Le troisième axe, si souvent omis dans les définitions précédentes, l'axe de côte, que nous nommerons l'axe des "vecteurs" inclus l'ensemble des caractéristiques propres aux mammifères herbivores femelles, ruminants et polygastriques (pour vous la péter lors d'un dîner mondain !), capables de fournir du lait. Ces facteurs sont relatifs à :
L'espèce, la race, et plus sensiblement l'individu à travers ses caractéristiques génétiques propres. En effet, la composition du lait en fonction des différentes espèces et races est très variable (teneur en matière grasse, teneur en protéines, présence de minéraux ou de vitamines). De plus, des variables inter-individuelles sont observées, comme chez nous, humains
Les caractéristiques physiologiques de l'animal comme l'âge, le stade de lactation, le cycle de lactation sont impactant puisque, de manière générale, les teneurs du lait en protéines et en matière grasses évoluent de façon inversée à la quantité sécrétée. Autrement dit, et de manière très caricaturale, plus le lait est produit en quantité, plus il est dilué.
L'état sanitaire de l'animal devra être surveillé car les maladies et infections peuvent impactées grandement la quantité de lactose par litre de lait ou la qualité des protéines présentes
En conclusion, pour décrire un terroir, il ne s'agit pas uniquement de décrire un produit, des acteurs et un milieu physique et biologique, mais également un vecteur qui confère au produit une typicité, une originalité, une authenticité. En France, toute une constellation d'éleveurs ont choisi de maintenir des races rustiques et patrimoniales inséparables du terroir qui les ont vu surgir. Comme dit plus haut, les définitions ont tendance à oublier un pan entier de facteurs liés à l'animal. Or, à chaque fois que nous omettons un facteur de cette galaxie, nous oblitérons et masquons une partie de cette cosmologie. En somme, dans notre voie lactée, à chaque traite, à chaque coulée, à chaque production, les opérateurs observent des variations notables sur la qualité et la quantité de lait. Ce métier demande donc force et adaptation puisque le lait est bien plus qu'une boisson, c'est une matière vivante.
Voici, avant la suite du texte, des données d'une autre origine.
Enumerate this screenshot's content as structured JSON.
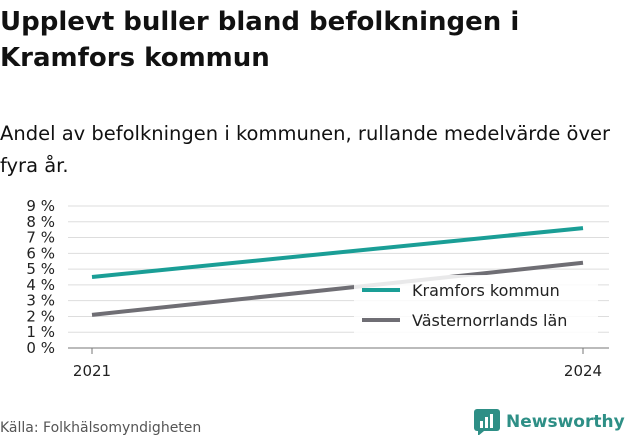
{
  "title": "Upplevt buller bland befolkningen i Kramfors kommun",
  "subtitle": "Andel av befolkningen i kommunen, rullande medelvärde över fyra år.",
  "source": "Källa: Folkhälsomyndigheten",
  "brand": {
    "name": "Newsworthy",
    "color": "#2e8f86",
    "icon": "bar-chart-logo-icon"
  },
  "chart_data": {
    "type": "line",
    "x": [
      2021,
      2024
    ],
    "series": [
      {
        "name": "Kramfors kommun",
        "values": [
          4.5,
          7.6
        ],
        "color": "#1a9e96"
      },
      {
        "name": "Västernorrlands län",
        "values": [
          2.1,
          5.4
        ],
        "color": "#6f6e74"
      }
    ],
    "x_ticks": [
      "2021",
      "2024"
    ],
    "y_ticks": [
      "0 %",
      "1 %",
      "2 %",
      "3 %",
      "4 %",
      "5 %",
      "6 %",
      "7 %",
      "8 %",
      "9 %"
    ],
    "ylim": [
      0,
      9
    ],
    "xlabel": "",
    "ylabel": "",
    "grid": true,
    "legend_position": "bottom-right"
  }
}
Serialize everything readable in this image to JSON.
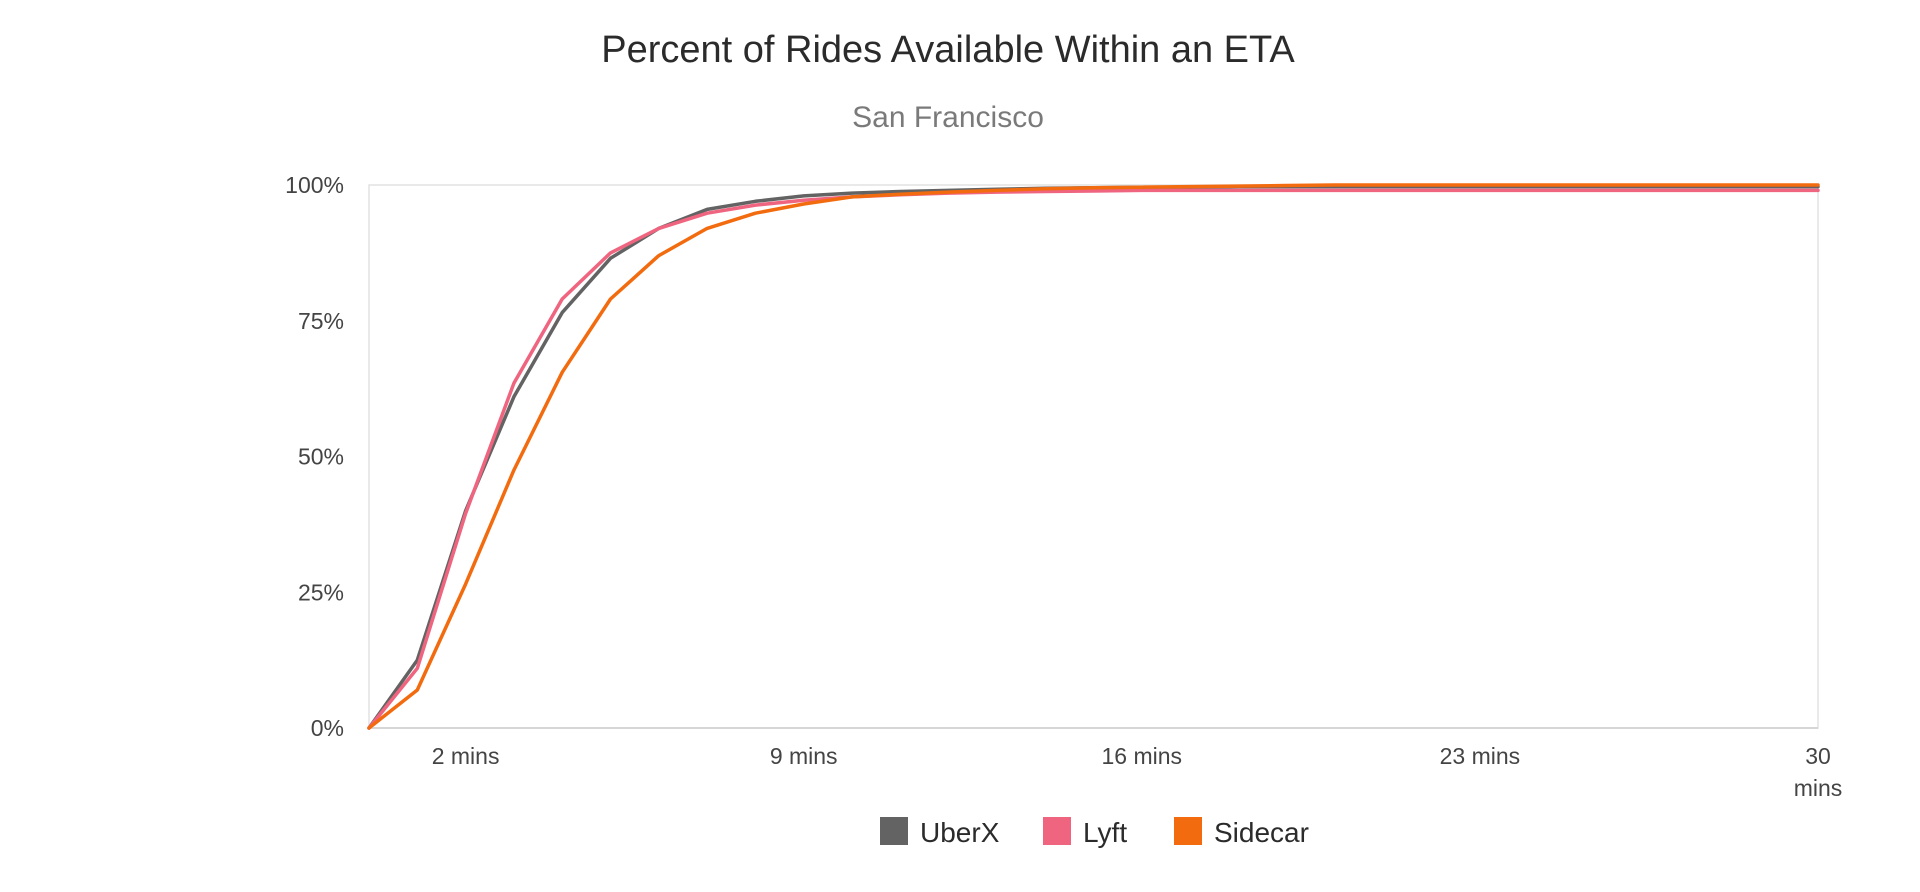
{
  "chart_data": {
    "type": "line",
    "title": "Percent of Rides Available Within an ETA",
    "subtitle": "San Francisco",
    "xlabel": "",
    "ylabel": "",
    "xlim": [
      0,
      30
    ],
    "ylim": [
      0,
      100
    ],
    "x_ticks": [
      {
        "value": 2,
        "label": "2 mins"
      },
      {
        "value": 9,
        "label": "9 mins"
      },
      {
        "value": 16,
        "label": "16 mins"
      },
      {
        "value": 23,
        "label": "23 mins"
      },
      {
        "value": 30,
        "label": "30 mins"
      }
    ],
    "y_ticks": [
      {
        "value": 0,
        "label": "0%"
      },
      {
        "value": 25,
        "label": "25%"
      },
      {
        "value": 50,
        "label": "50%"
      },
      {
        "value": 75,
        "label": "75%"
      },
      {
        "value": 100,
        "label": "100%"
      }
    ],
    "grid": false,
    "legend_position": "bottom",
    "x": [
      0,
      1,
      2,
      3,
      4,
      5,
      6,
      7,
      8,
      9,
      10,
      11,
      12,
      13,
      14,
      15,
      16,
      17,
      18,
      19,
      20,
      21,
      22,
      23,
      24,
      25,
      26,
      27,
      28,
      29,
      30
    ],
    "series": [
      {
        "name": "UberX",
        "color": "#636363",
        "values": [
          0,
          12.5,
          40,
          61,
          76.5,
          86.5,
          92,
          95.5,
          97,
          98,
          98.5,
          98.8,
          99,
          99.2,
          99.4,
          99.5,
          99.6,
          99.6,
          99.7,
          99.7,
          99.7,
          99.7,
          99.7,
          99.7,
          99.7,
          99.7,
          99.7,
          99.7,
          99.7,
          99.7,
          99.7
        ]
      },
      {
        "name": "Lyft",
        "color": "#ef6580",
        "values": [
          0,
          11,
          39.5,
          63.5,
          79,
          87.5,
          92,
          94.8,
          96.3,
          97.2,
          97.8,
          98.2,
          98.5,
          98.7,
          98.8,
          98.9,
          99,
          99,
          99,
          99,
          99,
          99,
          99,
          99,
          99,
          99,
          99,
          99,
          99,
          99,
          99
        ]
      },
      {
        "name": "Sidecar",
        "color": "#f26b0f",
        "values": [
          0,
          7,
          26.5,
          47.5,
          65.5,
          79,
          87,
          92,
          94.8,
          96.5,
          97.8,
          98.3,
          98.7,
          99,
          99.3,
          99.5,
          99.6,
          99.7,
          99.8,
          99.9,
          100,
          100,
          100,
          100,
          100,
          100,
          100,
          100,
          100,
          100,
          100
        ]
      }
    ]
  }
}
La structure physico-chimique de cette substance vivante, les caractéristiques micro-biologiques (flore indigène et potentialité évolutive du spectre bactérien), les taux de protéines, lipides, glucides, vitamines et oligo-éléments évoluent au grès du temps suivant les variations naturels et culturels des facteurs cités ci-dessus.
Justement en évoquant le temps, je finirai cet article sur une citation de Herbert George Wells (1959) "Tout corps réel doit s'étendre dans quatre directions. Il doit avoir Longueur, Largeur, Epaisseur et...Durée. Mais par une infirmité naturelle de la chair (...) nous inclinons à négliger ce fait. Il y a en réalité quatre dimensions : trois que nous appelons les trois plans de l'Espace, et une quatrième : le Temps. On tend cependant à établir une distinction factice entre les trois premières dimensions et la dernière, parce qu'il se trouve que nous prenons conscience de ce qui nous entoure que par intermittences, tandis que le temps s'écoule, du passé vers l'avenir, depuis le commencement jusqu'à la fin de votre vie". Ne négligeons donc pas l'impact de la dimension temporelle sur les facteurs laitiers et laissons le temps à la Nature de réaliser son oeuvre.